Constructing Datasets for MVPA Analysis
Bradley Buchsbaum
2026-04-14
Source:vignettes/Constructing_Datasets.Rmd
Constructing_Datasets.RmdThis vignette shows how to construct neuroimaging datasets for MVPA. We start with a runnable synthetic example, then show the pattern for real volumetric and surface data.
Quick Start with Synthetic Data
The easiest way to get started is with
gen_sample_dataset(), which creates a complete dataset and
design in one call:
library(rMVPA)
library(neuroim2)
# Create a synthetic 6x6x6 dataset with 80 observations in 4 runs, 2 conditions
ds <- gen_sample_dataset(D = c(6, 6, 6), nobs = 80, blocks = 4, nlevels = 2)
# The result contains a dataset and a design
print(ds$dataset)
#>
#> MVPA Dataset
#>
#> - Training Data
#> - Dimensions: 6 x 6 x 6 x 80 observations
#> - Type: DenseNeuroVec
#> - Test Data
#> - None
#> - Mask Information
#> - Areas: TRUE : 216
#> - Active voxels/vertices: 216
print(ds$design)
#>
#> MVPA Design
#>
#> - Training Data
#> - Observations: 80
#> - Response Type: Factor
#> - Levels: a, b
#> - Class Distribution: a: 40, b: 40
#> - Test Data
#> - None
#> - Structure
#> - Blocking: Present
#> - Number of Blocks: 4
#> - Mean Block Size: 20 (SD: 0 )
#> - Split Groups: None
# You can also construct each piece manually:
dset <- mvpa_dataset(ds$dataset$train_data, mask = ds$dataset$mask)
design_df <- data.frame(
Y = ds$design$y_train,
block = ds$design$block_var
)
mvdes <- mvpa_design(design_df, y_train = ~ Y, block_var = ~ block)
print(mvdes)
#>
#> MVPA Design
#>
#> - Training Data
#> - Observations: 80
#> - Response Type: Factor
#> - Levels: a, b
#> - Class Distribution: a: 40, b: 40
#> - Test Data
#> - None
#> - Structure
#> - Blocking: Present
#> - Number of Blocks: 4
#> - Mean Block Size: 20 (SD: 0 )
#> - Split Groups: NoneCreating a Real Volumetric (Image-Based) Dataset
The examples below use eval = FALSE because they
reference file paths you should replace with your own data.
This example assumes you have a 4D fMRI file (“bold.nii.gz”) and a corresponding 3D brain mask file (“mask.nii.gz”).
library(neuroim2)
# Read the fMRI data as a NeuroVec object using neuroim2::read_vec
train_neurovec <- neuroim2::read_vec("path/to/bold.nii.gz", mode = "normal")
# Read the brain mask and create a NeuroVol object
mask_vec <- neuroim2::read_vec("path/to/mask.nii.gz", mode = "normal")
mask_vol <- NeuroVol(as.array(mask_vec), NeuroSpace(dim(mask_vec), spacing = c(2, 2, 2)))
# Create the MVPA image dataset
real_dataset <- mvpa_dataset(train_data = train_neurovec, mask = mask_vol)
# Display dataset details
print(real_dataset)Creating a Real Surface-Based Dataset
This example assumes you have cortical geometry stored in a file (e.g., “subject.lh.smoothwm.asc”) and a signal matrix in CSV format (“surface_data.csv”).
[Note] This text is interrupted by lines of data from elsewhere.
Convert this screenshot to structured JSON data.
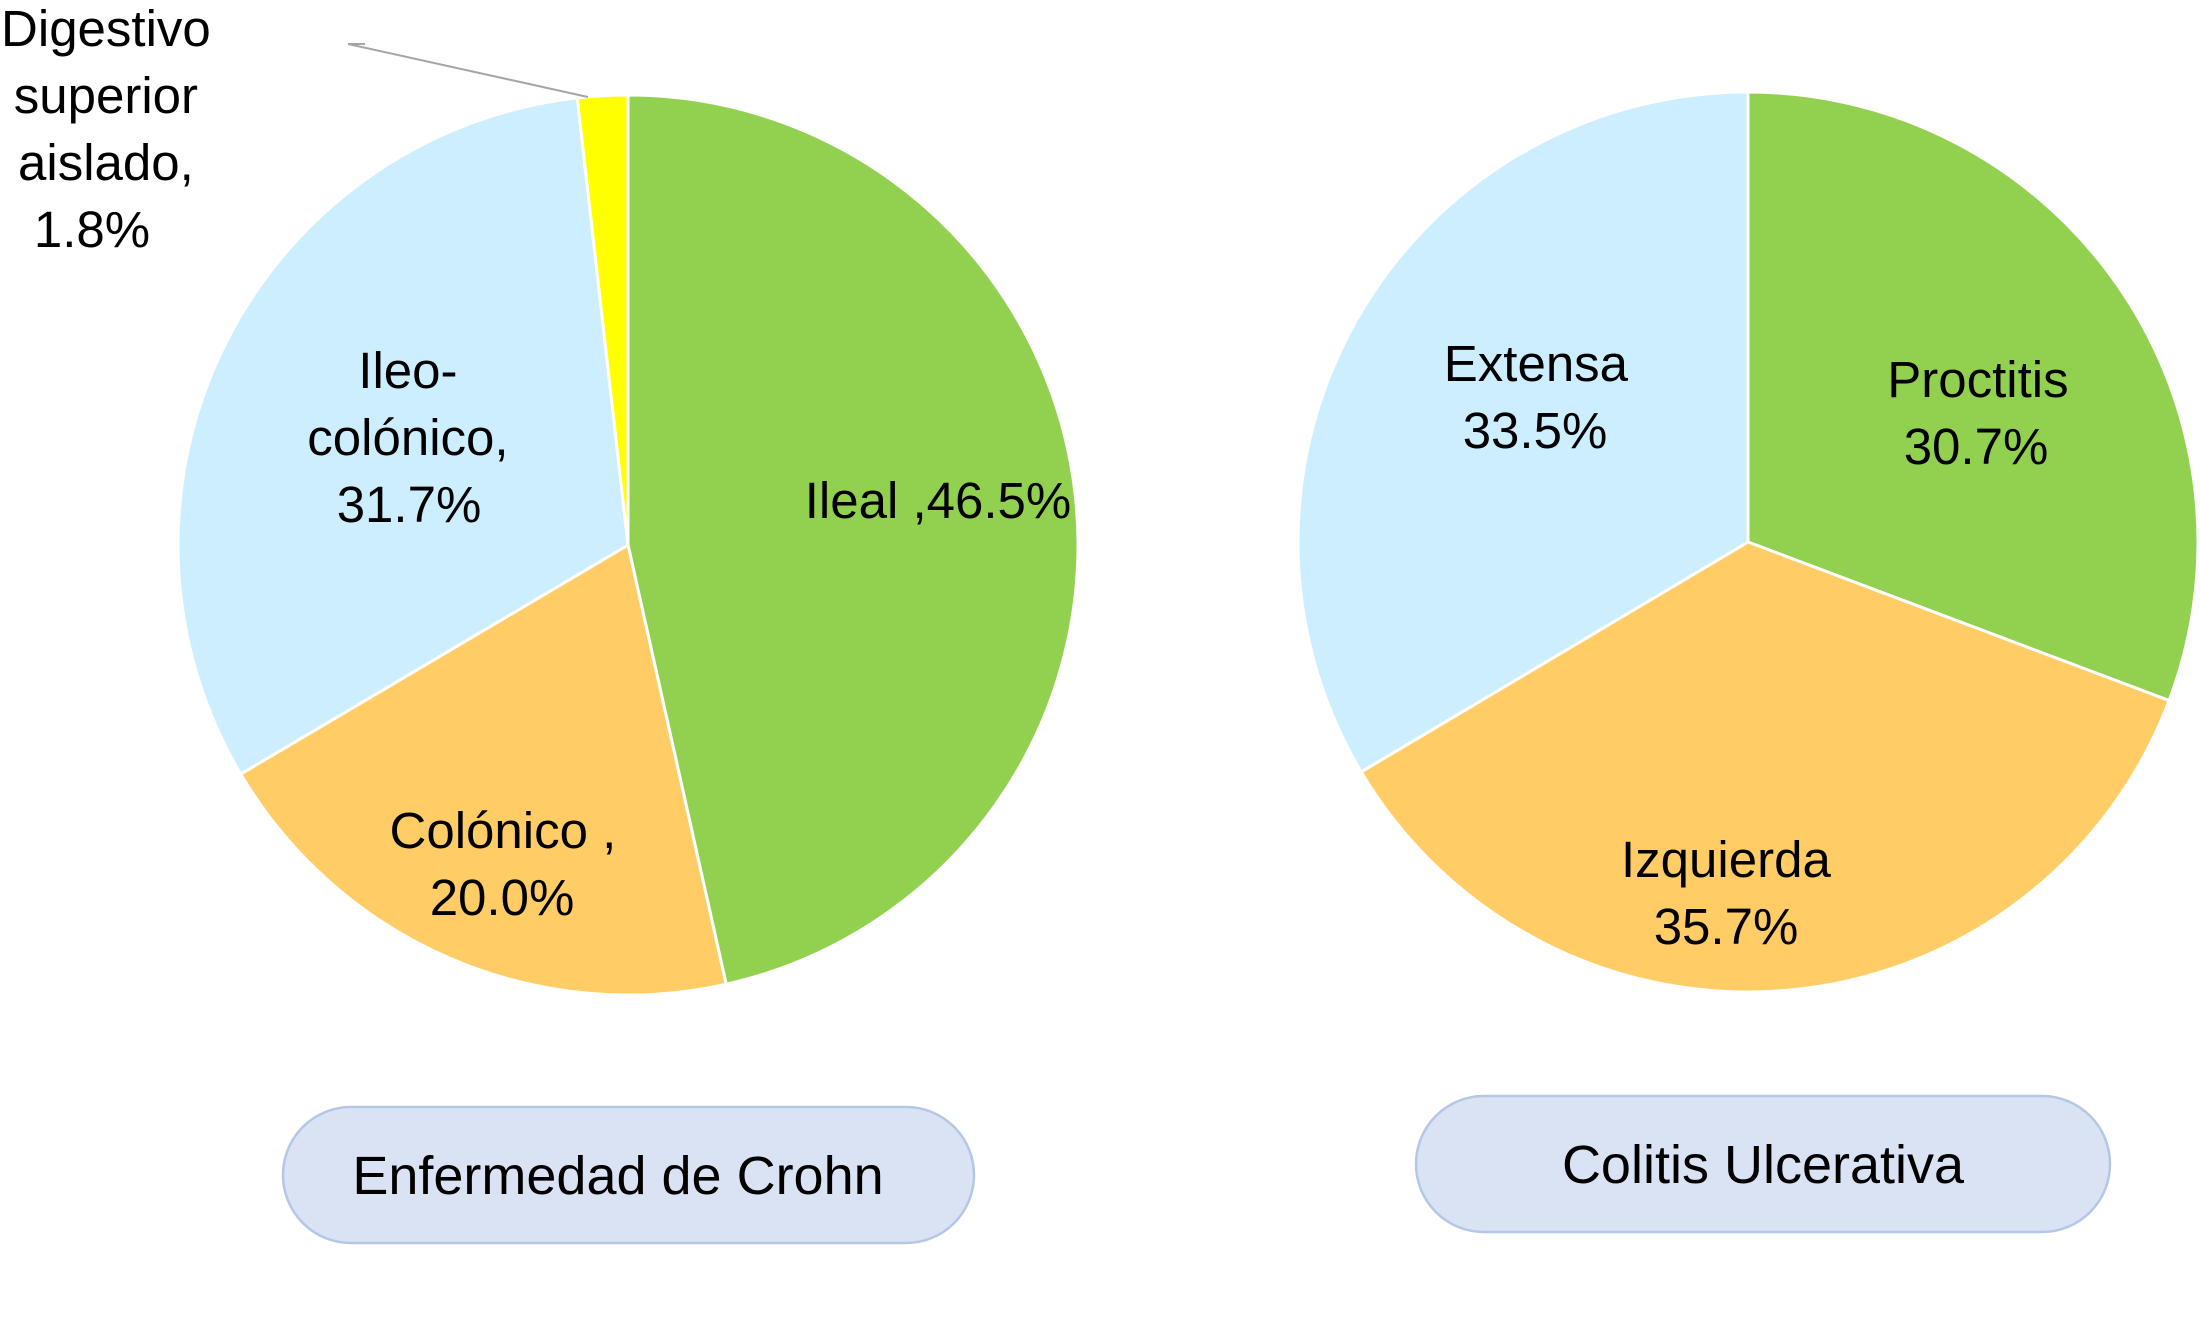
{
  "chart_data": [
    {
      "type": "pie",
      "title": "Enfermedad de Crohn",
      "categories": [
        "Ileal",
        "Colónico",
        "Ileo-colónico",
        "Digestivo superior aislado"
      ],
      "values": [
        46.5,
        20.0,
        31.7,
        1.8
      ],
      "unit": "%",
      "colors": [
        "#92d050",
        "#ffcc66",
        "#cceeff",
        "#ffff00"
      ],
      "labels": [
        [
          "Ileal ,46.5%"
        ],
        [
          "Colónico ,",
          "20.0%"
        ],
        [
          "Ileo-",
          "colónico,",
          "31.7%"
        ],
        [
          "Digestivo",
          "superior",
          "aislado,",
          "1.8%"
        ]
      ]
    },
    {
      "type": "pie",
      "title": "Colitis Ulcerativa",
      "categories": [
        "Proctitis",
        "Izquierda",
        "Extensa"
      ],
      "values": [
        30.7,
        35.7,
        33.5
      ],
      "unit": "%",
      "colors": [
        "#92d050",
        "#ffcc66",
        "#cceeff"
      ],
      "labels": [
        [
          "Proctitis",
          "30.7%"
        ],
        [
          "Izquierda",
          "35.7%"
        ],
        [
          "Extensa",
          "33.5%"
        ]
      ]
    }
  ]
}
The signal matrix should have dimensions corresponding to the number of vertices and the number of observations.
## remotes::install_github("bbuchsbaum/neurosurf")
library(neurosurf)
# Load the cortical geometry
geom <- read_surf_geometry("path/to/subject.lh.smoothwm.asc")
# Read the surface data from a CSV file
# The CSV should not have a header and have dimensions: number of vertices x number of observations
data_matrix <- as.matrix(read.csv("path/to/surface_data.csv", header = FALSE))
# Verify that the number of rows in the data matches the geometry
nvert <- nrow(neurosurf::vertices(geom))
if(nrow(data_matrix) != nvert) {
stop("The number of vertices in the data does not match the geometry.")
}
# Create a NeuroSurfaceVector using the geometry and the data matrix
real_neurosurf <- NeuroSurfaceVector(geom, 1:nvert, data_matrix)
# Create the MVPA surface dataset; if no mask is provided, one is generated automatically
real_surface_dataset <- mvpa_surface_dataset(train_data = real_neurosurf, name = "lh")
# Display dataset details
print(real_surface_dataset)